There is a number $x$ containing $1999$ digits and is divisible by $9$; if we add all digits of $x$ we get $y$ and as same adding digits of $y$ we get $z$. Find the probability that $z$ contains two digits.
My Attempt
let $y=9k \;; k\in \mathbb N$, $$y_{max}=9\times1999=17991 \qquad \qquad y_{min}=9 \qquad \qquad z_{max}=36(y=9999)$$ I have noticed one thing that for $k \in \{1,2,\dots,9 \}$ $z$ is not a double digit number.
For $k \in \{11,21,22,31,32,33,41,42,43,44,\dots,97,98,99\}$ ($45$ digits in total); $z$ is a two digit number. For rest all two digits values of $k$ number $z$ is a one digit number i.e. $9$.
For $k \in \{100, 120,130,140,150,160,170,190,200,230,240,250,260,\dots,800,890,900\}$ (i.e.
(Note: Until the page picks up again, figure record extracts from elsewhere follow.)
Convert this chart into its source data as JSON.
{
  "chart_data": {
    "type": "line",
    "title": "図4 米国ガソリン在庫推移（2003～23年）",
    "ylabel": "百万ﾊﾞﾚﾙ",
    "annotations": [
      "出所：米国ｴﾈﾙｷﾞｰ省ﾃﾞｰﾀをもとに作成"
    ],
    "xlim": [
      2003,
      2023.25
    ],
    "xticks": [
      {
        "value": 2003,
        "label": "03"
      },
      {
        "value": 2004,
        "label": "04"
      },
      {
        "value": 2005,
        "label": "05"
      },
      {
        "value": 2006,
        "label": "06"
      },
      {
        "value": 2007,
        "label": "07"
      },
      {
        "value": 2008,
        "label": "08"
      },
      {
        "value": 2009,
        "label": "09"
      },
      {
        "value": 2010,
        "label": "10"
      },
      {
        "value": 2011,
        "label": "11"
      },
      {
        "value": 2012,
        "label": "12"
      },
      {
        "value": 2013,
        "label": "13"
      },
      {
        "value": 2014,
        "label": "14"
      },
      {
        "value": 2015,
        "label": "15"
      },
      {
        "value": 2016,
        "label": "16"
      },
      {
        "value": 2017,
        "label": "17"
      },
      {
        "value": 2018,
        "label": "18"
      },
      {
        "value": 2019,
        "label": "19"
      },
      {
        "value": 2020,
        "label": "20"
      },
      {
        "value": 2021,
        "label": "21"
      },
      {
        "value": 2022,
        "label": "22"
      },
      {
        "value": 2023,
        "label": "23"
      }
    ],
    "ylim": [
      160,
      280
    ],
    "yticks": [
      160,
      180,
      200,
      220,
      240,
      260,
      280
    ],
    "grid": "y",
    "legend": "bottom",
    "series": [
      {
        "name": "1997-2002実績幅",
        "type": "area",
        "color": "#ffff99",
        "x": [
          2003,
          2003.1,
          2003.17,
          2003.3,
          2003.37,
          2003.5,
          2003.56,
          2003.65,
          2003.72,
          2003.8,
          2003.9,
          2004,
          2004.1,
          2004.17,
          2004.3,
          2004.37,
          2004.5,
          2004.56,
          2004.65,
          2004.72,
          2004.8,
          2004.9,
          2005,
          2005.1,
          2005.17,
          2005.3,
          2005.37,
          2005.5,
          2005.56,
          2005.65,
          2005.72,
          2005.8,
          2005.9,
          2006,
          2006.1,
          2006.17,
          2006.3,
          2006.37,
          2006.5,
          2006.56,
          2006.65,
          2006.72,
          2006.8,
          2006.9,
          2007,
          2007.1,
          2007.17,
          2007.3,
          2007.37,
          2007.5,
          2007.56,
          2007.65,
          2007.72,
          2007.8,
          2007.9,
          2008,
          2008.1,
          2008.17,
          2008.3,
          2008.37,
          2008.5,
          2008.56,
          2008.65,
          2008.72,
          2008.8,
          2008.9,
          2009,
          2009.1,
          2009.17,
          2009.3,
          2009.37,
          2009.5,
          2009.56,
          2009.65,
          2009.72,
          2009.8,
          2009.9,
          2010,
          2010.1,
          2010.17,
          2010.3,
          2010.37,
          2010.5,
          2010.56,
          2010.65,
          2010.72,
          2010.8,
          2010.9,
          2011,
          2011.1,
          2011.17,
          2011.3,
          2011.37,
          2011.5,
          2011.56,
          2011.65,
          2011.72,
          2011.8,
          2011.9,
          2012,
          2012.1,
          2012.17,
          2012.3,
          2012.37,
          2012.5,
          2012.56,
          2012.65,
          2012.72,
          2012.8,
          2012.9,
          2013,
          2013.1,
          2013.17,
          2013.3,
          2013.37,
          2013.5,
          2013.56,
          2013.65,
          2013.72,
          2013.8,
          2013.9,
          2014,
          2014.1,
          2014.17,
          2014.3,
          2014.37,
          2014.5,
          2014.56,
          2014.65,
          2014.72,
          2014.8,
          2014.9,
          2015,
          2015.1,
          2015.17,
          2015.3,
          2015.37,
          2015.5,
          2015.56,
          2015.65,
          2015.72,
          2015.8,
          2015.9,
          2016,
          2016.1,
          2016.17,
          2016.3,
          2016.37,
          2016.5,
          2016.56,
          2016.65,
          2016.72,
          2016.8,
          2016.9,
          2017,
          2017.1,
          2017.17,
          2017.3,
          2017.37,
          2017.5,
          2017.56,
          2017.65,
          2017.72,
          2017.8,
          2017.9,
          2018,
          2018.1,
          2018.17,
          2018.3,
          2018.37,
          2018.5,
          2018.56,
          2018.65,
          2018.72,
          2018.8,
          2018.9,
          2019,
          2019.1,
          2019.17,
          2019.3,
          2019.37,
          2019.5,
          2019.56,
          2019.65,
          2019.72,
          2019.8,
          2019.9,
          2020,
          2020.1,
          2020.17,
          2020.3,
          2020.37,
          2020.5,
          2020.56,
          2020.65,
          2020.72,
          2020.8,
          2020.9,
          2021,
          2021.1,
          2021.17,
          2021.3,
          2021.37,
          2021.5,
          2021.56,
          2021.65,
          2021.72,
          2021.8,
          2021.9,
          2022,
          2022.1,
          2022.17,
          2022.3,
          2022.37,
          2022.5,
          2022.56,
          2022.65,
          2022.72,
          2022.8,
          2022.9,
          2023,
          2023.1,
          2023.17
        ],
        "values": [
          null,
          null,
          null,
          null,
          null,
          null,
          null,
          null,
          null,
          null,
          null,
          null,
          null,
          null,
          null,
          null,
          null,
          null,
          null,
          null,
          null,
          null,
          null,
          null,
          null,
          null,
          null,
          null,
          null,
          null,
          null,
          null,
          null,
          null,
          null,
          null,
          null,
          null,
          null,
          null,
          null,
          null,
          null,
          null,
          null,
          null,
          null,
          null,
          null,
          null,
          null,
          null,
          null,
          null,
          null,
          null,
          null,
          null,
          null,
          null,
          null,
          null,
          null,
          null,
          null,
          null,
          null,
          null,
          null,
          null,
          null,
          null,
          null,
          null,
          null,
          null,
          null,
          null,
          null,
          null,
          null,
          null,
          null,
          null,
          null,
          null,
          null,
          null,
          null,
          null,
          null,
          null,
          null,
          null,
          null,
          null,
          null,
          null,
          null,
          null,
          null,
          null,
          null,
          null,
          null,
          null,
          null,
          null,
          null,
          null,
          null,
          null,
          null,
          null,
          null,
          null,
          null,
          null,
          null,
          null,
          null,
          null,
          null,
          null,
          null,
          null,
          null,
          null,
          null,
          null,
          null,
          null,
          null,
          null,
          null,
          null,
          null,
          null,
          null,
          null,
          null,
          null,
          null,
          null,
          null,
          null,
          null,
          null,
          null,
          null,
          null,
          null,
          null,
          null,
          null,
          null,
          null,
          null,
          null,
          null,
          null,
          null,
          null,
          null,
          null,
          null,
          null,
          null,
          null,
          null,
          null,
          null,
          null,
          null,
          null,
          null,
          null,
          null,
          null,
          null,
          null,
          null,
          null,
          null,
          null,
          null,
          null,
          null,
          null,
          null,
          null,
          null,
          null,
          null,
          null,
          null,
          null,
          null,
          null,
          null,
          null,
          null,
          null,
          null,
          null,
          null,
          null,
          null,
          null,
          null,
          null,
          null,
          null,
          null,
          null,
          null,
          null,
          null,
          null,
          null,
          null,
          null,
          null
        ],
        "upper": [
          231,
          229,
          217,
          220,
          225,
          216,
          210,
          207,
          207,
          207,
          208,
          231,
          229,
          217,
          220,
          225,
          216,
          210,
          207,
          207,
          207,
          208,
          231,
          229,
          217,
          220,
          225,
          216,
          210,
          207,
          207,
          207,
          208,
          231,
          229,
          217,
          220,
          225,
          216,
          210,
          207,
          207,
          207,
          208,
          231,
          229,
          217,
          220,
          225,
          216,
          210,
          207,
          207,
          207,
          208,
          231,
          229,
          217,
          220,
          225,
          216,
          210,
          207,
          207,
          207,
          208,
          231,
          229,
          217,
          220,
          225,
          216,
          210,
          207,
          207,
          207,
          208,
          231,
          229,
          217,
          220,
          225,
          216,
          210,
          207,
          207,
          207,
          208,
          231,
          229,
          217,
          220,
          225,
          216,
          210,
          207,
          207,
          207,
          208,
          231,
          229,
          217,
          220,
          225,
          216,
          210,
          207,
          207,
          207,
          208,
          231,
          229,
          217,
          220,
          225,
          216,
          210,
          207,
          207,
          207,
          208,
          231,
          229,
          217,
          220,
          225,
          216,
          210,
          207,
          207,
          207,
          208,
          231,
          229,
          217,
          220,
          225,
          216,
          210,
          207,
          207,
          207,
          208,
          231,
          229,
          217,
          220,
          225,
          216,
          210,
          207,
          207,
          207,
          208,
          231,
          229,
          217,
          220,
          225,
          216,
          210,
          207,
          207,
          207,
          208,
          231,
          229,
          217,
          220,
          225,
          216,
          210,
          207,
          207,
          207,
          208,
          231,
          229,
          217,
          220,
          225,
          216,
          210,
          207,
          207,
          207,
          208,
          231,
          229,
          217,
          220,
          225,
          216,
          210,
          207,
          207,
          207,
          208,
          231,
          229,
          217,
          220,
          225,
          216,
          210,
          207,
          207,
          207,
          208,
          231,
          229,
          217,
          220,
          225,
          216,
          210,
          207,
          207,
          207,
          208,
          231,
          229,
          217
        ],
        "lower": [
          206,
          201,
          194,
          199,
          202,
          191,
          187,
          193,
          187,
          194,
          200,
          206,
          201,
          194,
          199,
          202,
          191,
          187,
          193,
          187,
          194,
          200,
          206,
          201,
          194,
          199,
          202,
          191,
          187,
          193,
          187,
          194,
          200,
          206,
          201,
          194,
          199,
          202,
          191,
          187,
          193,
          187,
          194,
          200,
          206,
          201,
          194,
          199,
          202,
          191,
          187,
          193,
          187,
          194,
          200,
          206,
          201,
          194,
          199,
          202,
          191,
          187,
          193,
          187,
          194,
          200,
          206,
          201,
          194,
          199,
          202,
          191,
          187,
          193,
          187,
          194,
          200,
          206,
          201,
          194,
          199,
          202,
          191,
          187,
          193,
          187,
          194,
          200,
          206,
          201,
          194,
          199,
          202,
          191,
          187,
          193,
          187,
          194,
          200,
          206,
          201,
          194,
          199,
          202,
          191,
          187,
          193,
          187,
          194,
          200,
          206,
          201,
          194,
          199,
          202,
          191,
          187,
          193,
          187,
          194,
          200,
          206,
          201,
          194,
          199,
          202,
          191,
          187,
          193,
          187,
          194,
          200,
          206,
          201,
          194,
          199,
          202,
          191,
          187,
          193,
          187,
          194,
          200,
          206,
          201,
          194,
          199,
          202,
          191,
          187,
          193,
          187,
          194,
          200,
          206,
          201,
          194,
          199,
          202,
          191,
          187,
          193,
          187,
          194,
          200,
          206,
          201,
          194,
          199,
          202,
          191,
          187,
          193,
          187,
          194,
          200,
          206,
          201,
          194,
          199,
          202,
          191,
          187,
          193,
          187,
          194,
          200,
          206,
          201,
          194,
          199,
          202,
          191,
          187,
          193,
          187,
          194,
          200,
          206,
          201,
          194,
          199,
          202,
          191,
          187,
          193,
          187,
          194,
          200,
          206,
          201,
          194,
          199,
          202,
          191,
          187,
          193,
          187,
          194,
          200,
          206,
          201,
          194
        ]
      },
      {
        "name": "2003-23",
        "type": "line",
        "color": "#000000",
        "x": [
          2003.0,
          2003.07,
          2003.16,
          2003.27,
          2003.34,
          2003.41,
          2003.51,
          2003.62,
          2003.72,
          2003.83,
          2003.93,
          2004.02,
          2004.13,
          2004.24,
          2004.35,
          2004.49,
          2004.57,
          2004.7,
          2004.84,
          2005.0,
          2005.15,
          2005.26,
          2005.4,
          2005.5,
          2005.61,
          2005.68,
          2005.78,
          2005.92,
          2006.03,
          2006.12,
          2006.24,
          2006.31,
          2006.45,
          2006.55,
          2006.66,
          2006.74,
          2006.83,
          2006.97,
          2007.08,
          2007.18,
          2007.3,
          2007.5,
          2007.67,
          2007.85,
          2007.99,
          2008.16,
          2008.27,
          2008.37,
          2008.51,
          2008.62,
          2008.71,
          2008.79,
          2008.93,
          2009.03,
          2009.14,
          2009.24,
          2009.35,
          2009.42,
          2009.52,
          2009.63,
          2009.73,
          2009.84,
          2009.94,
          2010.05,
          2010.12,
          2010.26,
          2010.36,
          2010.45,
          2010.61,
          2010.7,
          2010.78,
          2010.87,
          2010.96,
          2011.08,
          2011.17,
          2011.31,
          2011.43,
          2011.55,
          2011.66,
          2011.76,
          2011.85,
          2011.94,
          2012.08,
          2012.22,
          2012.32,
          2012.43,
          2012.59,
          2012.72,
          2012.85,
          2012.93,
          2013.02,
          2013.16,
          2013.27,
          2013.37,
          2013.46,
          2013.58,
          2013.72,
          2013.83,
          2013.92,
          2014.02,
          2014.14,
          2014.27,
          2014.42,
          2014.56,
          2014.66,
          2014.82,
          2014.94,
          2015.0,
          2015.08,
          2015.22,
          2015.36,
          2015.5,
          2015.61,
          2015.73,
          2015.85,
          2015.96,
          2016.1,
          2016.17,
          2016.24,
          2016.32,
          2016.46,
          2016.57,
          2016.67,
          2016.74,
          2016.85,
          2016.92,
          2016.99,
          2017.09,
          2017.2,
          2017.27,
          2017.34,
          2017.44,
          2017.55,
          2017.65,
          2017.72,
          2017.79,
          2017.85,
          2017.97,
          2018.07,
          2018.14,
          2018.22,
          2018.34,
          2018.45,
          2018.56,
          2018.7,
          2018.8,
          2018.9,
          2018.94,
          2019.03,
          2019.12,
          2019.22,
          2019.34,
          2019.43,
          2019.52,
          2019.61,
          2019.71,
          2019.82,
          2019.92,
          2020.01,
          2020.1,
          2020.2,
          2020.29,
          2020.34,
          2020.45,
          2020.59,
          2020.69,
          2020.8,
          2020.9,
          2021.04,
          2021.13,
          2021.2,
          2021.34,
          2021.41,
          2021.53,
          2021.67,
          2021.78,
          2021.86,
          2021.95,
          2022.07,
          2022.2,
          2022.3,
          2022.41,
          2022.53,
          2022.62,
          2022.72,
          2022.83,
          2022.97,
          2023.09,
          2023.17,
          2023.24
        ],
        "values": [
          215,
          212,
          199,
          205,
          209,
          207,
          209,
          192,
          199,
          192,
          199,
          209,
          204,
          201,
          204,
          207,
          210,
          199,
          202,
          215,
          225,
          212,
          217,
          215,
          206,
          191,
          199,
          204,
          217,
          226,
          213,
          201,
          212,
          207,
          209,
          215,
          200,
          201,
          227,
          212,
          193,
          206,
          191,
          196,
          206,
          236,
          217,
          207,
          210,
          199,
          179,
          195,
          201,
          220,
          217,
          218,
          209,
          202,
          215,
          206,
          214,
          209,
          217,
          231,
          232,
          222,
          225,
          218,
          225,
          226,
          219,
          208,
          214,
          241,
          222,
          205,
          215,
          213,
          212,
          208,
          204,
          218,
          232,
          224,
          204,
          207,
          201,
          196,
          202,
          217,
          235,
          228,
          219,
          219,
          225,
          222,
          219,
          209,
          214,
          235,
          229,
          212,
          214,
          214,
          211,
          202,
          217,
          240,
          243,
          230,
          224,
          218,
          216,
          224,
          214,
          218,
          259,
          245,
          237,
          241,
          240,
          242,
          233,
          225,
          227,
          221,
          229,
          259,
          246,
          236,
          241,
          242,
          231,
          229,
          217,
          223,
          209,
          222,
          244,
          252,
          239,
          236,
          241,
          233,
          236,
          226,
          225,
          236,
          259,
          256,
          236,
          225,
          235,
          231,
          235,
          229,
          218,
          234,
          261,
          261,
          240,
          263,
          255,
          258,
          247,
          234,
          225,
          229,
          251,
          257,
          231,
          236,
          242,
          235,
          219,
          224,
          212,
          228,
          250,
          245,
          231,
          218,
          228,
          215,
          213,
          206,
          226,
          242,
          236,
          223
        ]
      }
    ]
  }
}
Those 3 digit numbers which are $10's$ multiples of numbers not included in the privious set.) $z$ is not a two digit number. For rest all 3 digit vlues of $k$ $z$ is a two digit number.
For, $k\in \{1000,1200,1300,1400,1500,1600,1700,1800,1900\}$ ; $z$ is not two digit number.
So I get total $(9+45+45+9)=108$ values of $k$ for which $z$ is not a two digit number.
Probability=$\frac {1999-108}{1999}={1891\over1999} \approx 0.946$ but a very simple answer is given $2\over3$. Where am I wrong in approaching this question? Please help.